When it Comes to REMS, You Snooze You Lose

Risk evaluation Mitigation Strategies may be the latest program designed to alter the rate of abuse and misuse of prescription drugs.

Risk evaluation Mitigation Strategies may be the latest program designed to alter the rate of abuse and misuse of prescription drugs, but they aren’t a new concept by any means, according to Dr. Lynn Webster, who kicked off a general session on “The State of REMS” at APS’ 29th Annual Scientific Meeting May 8.

In the early 1990s, federal guidelines required the prescription drug industry to provide a risk assessment, which was typically demonstrated in the product label usually reflected in the label. In the early 2000s, the FDA put into place the REMS predecessor Risk Minimization Action Plans (Risk MAPs), which involved educational components. By 2008, REMS to assure safe use and assess effectiveness became the new form of regulation and had contained a component that the others lacked: REMS programs are designed to be legally enforceable.

The focus of this symposium was to offer some discussion on the concerns and issues related to REMS. Four presentations were made regarding the history of REMS, data on the possible effectiveness of such programs, and insight into what the future may hold.

Dr. Lynn Webster, cofounder and medical director of Lifetree Clinical Research & Pain Clinic in Salt Lake City, spoke on the he history of REMS with an emphasis on why the program is needed.

“We’ve had tremendous increase in the in the number of Prescription opioids prescribed,” he said, which positively correlates with the increased number of Emergency Department visits associated with prescription drug overdose, intended and unintended. Webster presented data that demonstrated the rate of unintentional overdose death has nearly tripled in last 15 years. Additionally, opioid analgesics are responsible for more unintentional overdose deaths than cocaine and heroin combined.

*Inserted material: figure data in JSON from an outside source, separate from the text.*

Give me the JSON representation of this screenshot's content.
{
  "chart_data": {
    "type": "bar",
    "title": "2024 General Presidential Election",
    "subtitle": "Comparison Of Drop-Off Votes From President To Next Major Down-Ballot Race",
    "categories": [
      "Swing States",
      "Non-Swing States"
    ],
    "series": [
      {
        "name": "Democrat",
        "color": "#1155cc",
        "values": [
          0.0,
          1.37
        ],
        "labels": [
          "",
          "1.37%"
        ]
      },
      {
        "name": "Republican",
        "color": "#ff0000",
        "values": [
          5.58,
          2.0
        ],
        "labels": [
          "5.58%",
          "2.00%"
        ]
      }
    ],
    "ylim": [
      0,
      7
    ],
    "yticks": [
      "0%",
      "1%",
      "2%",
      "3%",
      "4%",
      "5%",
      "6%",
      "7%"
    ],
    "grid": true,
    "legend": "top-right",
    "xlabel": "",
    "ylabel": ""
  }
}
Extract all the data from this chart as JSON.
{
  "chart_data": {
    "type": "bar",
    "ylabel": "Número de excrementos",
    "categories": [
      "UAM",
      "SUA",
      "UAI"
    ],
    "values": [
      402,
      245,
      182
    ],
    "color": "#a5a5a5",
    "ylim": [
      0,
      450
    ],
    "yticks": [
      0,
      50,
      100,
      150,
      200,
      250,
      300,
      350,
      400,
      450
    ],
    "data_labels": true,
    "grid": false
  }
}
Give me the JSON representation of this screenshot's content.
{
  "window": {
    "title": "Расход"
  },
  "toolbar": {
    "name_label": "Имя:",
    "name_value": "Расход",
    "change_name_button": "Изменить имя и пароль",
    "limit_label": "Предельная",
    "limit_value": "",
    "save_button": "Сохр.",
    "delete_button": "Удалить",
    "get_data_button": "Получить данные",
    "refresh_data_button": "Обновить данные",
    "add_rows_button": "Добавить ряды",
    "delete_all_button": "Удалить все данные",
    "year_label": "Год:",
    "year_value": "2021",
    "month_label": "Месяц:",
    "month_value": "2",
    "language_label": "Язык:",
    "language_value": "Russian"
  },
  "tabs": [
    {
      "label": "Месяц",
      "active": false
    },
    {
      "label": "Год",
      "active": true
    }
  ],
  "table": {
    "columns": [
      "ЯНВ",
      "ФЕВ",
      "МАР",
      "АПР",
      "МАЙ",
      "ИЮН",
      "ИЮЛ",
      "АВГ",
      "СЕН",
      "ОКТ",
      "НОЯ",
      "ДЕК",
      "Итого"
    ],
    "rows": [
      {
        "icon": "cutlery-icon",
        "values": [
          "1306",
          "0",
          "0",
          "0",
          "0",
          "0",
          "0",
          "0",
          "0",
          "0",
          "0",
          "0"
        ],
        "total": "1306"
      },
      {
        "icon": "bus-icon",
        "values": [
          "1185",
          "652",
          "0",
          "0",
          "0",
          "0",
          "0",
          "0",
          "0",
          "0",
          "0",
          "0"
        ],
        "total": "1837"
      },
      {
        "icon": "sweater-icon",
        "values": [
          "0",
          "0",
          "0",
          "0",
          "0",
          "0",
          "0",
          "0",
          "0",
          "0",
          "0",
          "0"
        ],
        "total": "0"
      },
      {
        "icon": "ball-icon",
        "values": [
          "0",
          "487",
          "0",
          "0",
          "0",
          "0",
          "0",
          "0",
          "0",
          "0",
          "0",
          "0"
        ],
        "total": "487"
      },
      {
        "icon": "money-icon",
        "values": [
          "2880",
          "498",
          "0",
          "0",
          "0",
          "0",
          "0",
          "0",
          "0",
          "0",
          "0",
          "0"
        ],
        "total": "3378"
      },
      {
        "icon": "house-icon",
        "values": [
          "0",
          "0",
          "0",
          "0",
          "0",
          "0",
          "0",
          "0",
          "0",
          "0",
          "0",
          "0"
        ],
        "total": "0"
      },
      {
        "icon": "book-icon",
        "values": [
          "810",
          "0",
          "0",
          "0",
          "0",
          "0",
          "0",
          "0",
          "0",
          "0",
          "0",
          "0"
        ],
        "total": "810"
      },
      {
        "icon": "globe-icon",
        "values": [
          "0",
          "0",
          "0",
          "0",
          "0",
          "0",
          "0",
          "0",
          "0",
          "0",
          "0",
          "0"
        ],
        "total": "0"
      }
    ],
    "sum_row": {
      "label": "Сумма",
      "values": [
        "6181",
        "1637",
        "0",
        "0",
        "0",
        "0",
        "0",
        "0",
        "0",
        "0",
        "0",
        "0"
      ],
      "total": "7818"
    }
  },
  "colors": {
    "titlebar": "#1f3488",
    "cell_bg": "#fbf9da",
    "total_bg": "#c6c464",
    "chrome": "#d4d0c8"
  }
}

“The problem is real and the problem is serious, and we need to reverse this trend,” he said.

Dr. Bob Rappaport, director of the Division of Anesthesia, Analgesia and Rheumatology Products, Center for Drug Evaluation and Research, FDA, discussed the current program and whether or not it can achieve the goal of reducing opioid diversion. Rappaport focused on two issues posed to government agencies in creating these programs: 1. the fact that there are untreated chronic pain patients and 2. that the drug overdose death rate in the United States is increasing due to abuse and misuse.

Rappaport presented data that demonstrated 25-33% of Americans suffer from chronic on-cancer pain, levels of drug overdose are larger than ever, and misuse and abuse of long-acting release is greater than immediate release.

He highlighted the FDA’s Elements to Assure Safe Use (ETASU), which gives authorities legal enforceability. Some possible criteria under ETASU include: prescribers would be required to have particular training or special certifications before prescribing, drugs would be dispensed in a limited amount of settings, and drugs would be dispensed only to patients with evidence of safe use conditions.

During the series of public and private meetings held last year on REMS, Rappaport mentioned that educating prescribers and patients seemed to be the most needed component proposed, as well as creating accurate methods of measuring the impact of reducing abuse and misuse of opioids.

Rappaport said by July, the FDA will propose its class-wide REMS program, “Strawman REMS,” and open up the discussion for public comment.

Dr. David Haddox, vice president of Health Policy for Purdue Pharmaceuticals, offered input from the Industrial Working Group, which consists of more than 20 pharmaceutical manufacturers.

Haddox stressed the importance that all those who would be affected by REMS be involved in the process, he said.

“When it comes to REMS, ‘you snooze, you lose,” he said.

Like Rapport, Haddox said the IWG suggested that “education is key” in implementing successful REMS. Rappaport highlighted two features of the REMS class-wide program that are intended to deal with education: the medication guide and communication plan. The medication guide will be similar to one distributed with NSAIDS. The communication plan is for physicians, prescribers, and pharmacists, and discusses specific risks associated with the drug.

Aaron Gilson, PhD, director of the U.S. Program at the Pain & Policy Studies Group/WHO Collaborating Center for Policy and Communications in Cancer Care, discussed the possible effects of ETASU on the prescribing of medicine.

ETASU are guided by two main principles, he said, they must reduce risks while ensuring access and minimizing burden. But to ensure that they are working effectively, Gilson suggested a necessity for an annual evaluation. This can be done by using national databases and analyzing statistics on overdose deaths. However, Gilson stressed it’s not only important to take note of statistical information but to analyze its meaning in the real world. A successful REMS program should not just feature lower numbers of prescriptions being dispensed, for example, but an overall look at other trends. REMs could result in a “Squeezing the balloon” effect, he said, where prescribers shift to prescription drugs with less regulation, which should be avoided.